Okay okay, I know it is January 15th, but yesterday was my first day home since December 24 following time with my family and an offsite work event. It has been a seriously life-changing few years for me. A time of personal growth and movement - literally! Now it is time to get serious!

In order to embarrass myself into accountability, I have resolved to do the following:

  1. Following the lead of my friend and hero, Curtis, I am giving up a food for the year. He has done things like ice cream, and this year he is giving up diet soda - permanently! I am giving up wheat. It is an experiment into the concept of the "wheat belly", and if successful, I will give it up forever too!
  2. My dear friend and spiritual mentor, June, has announced she has bone cancer. This is devastating to me as she and her family are one of my best memories of being in Thousand Oaks. She was the warrior that came to pray with me every week. With. Out. Fail. She was there. So I will be praying for her. As important as that is, I will be honoring her by praying for others with great intentionality as she taught me through her example.

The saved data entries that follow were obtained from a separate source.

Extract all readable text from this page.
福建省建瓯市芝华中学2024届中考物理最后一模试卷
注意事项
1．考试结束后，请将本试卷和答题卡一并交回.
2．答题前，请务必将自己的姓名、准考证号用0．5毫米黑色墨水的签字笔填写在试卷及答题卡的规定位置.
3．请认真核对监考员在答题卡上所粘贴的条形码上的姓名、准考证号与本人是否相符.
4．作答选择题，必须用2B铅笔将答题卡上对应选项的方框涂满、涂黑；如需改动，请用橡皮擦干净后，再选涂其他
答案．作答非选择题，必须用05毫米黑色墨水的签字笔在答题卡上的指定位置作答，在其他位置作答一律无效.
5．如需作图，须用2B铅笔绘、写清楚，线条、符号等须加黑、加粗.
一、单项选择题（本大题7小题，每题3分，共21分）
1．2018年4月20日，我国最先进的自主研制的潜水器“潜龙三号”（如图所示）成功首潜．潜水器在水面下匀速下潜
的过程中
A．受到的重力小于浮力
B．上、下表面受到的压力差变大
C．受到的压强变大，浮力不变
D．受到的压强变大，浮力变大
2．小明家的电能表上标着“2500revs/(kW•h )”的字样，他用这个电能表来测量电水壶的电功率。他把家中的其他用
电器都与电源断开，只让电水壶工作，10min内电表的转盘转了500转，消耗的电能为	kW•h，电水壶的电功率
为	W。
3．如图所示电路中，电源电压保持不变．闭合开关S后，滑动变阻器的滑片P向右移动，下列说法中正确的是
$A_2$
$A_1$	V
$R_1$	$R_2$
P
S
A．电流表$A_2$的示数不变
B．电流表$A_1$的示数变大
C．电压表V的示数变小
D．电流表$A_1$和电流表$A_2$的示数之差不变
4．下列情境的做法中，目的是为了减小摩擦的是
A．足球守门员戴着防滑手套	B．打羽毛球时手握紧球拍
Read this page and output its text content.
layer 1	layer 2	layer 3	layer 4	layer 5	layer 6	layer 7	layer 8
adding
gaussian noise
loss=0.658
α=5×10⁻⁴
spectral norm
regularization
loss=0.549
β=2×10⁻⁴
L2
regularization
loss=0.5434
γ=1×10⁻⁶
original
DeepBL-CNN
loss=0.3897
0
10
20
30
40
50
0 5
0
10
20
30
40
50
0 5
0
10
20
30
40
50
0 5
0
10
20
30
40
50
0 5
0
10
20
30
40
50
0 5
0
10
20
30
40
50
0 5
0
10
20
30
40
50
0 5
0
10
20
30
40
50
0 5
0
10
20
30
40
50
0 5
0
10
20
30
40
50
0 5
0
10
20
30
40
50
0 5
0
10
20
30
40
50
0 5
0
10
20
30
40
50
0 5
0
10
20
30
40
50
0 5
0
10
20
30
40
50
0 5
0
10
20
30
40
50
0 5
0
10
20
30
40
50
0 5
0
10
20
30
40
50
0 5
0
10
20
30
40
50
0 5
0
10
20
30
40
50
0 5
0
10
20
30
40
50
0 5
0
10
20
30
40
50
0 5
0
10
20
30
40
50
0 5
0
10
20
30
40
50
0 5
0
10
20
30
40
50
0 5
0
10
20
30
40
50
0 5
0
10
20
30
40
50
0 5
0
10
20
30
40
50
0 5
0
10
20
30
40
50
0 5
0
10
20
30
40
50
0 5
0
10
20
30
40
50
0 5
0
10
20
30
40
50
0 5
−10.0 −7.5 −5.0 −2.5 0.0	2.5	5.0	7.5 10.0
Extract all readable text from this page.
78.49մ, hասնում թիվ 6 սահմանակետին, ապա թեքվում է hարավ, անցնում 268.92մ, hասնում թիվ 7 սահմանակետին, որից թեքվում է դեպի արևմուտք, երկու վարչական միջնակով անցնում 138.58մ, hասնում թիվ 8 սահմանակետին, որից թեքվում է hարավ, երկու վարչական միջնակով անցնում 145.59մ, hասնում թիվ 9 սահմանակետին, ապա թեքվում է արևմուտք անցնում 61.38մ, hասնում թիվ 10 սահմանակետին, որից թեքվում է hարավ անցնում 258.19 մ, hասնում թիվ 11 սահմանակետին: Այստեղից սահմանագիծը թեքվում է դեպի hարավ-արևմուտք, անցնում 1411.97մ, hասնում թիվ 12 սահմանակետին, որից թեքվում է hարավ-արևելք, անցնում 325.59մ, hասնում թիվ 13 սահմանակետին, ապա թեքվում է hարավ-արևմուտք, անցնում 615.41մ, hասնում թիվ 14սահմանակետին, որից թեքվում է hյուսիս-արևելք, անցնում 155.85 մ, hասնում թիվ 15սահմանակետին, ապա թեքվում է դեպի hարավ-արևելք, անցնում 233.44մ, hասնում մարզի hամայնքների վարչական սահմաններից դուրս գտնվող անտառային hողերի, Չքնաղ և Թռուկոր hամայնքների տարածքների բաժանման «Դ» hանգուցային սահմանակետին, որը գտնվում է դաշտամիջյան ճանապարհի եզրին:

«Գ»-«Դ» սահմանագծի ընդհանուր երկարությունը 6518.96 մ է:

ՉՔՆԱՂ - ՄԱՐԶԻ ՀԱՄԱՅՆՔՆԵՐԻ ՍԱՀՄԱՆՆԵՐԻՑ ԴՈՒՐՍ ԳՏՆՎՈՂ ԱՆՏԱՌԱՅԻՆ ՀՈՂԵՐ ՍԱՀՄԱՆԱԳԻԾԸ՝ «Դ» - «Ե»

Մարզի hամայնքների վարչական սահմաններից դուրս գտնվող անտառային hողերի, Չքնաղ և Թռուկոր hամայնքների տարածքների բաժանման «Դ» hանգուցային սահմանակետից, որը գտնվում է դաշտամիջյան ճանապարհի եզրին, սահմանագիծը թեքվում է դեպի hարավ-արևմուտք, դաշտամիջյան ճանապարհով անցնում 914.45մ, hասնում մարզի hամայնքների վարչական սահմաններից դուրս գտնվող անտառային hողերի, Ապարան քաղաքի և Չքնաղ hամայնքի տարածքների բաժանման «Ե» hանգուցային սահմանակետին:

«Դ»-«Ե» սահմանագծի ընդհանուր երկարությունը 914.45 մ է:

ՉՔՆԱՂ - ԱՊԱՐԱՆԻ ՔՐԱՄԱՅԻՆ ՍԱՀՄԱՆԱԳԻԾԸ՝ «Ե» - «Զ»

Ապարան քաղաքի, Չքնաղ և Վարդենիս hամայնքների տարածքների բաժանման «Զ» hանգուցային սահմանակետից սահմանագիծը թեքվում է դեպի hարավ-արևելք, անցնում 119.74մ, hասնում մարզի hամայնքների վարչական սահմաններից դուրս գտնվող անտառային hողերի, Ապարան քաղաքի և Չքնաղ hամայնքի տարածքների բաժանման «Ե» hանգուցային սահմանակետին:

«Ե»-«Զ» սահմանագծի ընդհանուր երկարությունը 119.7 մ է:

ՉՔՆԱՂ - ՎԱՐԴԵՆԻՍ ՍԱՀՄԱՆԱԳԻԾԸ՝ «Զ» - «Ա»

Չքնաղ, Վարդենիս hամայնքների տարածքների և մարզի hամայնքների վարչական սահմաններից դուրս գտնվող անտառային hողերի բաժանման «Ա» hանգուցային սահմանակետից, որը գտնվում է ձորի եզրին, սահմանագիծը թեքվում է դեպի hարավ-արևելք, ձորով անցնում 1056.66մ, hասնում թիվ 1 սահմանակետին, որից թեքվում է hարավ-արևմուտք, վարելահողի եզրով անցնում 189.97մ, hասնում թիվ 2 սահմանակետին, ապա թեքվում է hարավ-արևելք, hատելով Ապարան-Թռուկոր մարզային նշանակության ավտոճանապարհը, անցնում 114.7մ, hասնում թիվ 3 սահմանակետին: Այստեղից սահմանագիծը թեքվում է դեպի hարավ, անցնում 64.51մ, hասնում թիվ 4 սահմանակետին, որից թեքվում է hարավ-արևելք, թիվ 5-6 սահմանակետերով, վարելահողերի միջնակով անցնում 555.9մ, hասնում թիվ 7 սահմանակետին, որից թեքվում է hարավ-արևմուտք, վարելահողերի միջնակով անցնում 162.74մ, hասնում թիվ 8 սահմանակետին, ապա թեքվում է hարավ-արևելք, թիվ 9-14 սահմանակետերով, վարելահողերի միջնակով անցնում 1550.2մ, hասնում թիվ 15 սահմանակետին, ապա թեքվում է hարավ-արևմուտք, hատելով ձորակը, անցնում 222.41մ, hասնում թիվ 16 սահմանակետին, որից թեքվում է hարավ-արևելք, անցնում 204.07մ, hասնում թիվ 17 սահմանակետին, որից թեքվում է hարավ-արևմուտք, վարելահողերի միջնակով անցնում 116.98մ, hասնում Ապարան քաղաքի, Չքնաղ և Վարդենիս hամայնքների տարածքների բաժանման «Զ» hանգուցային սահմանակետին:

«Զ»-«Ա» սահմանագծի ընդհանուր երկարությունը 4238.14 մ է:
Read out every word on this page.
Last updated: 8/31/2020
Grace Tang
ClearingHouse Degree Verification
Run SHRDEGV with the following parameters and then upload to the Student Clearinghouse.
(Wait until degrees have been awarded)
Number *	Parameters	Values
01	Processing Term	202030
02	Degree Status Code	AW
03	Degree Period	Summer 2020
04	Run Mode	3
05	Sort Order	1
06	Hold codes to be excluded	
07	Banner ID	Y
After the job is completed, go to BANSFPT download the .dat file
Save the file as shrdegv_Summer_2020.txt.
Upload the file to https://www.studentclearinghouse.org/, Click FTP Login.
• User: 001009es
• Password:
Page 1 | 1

  3. Thicken my professional skin so that I might grow and go further faster. Lot could be said here but this captures it all.
  4.  This is the year I will develop my dreams and wishes to fruition:
    • Share Less-Care More - it has been illustrated to me that I am pretty self-centered. This is understandable as I am all I have, but it isn't how I feel inside. This year will be about showing others, whether family or friend, how much I care.
    • Engage My Community - throughout my career, my work has been my community. That cannot happen in my current position, so I need to stretch some unused/underused muscles.
    • Follow My Heart - this is the one where I may be the most challenged.
What the hell was I thinking? This is a PhD in life. Can I do it?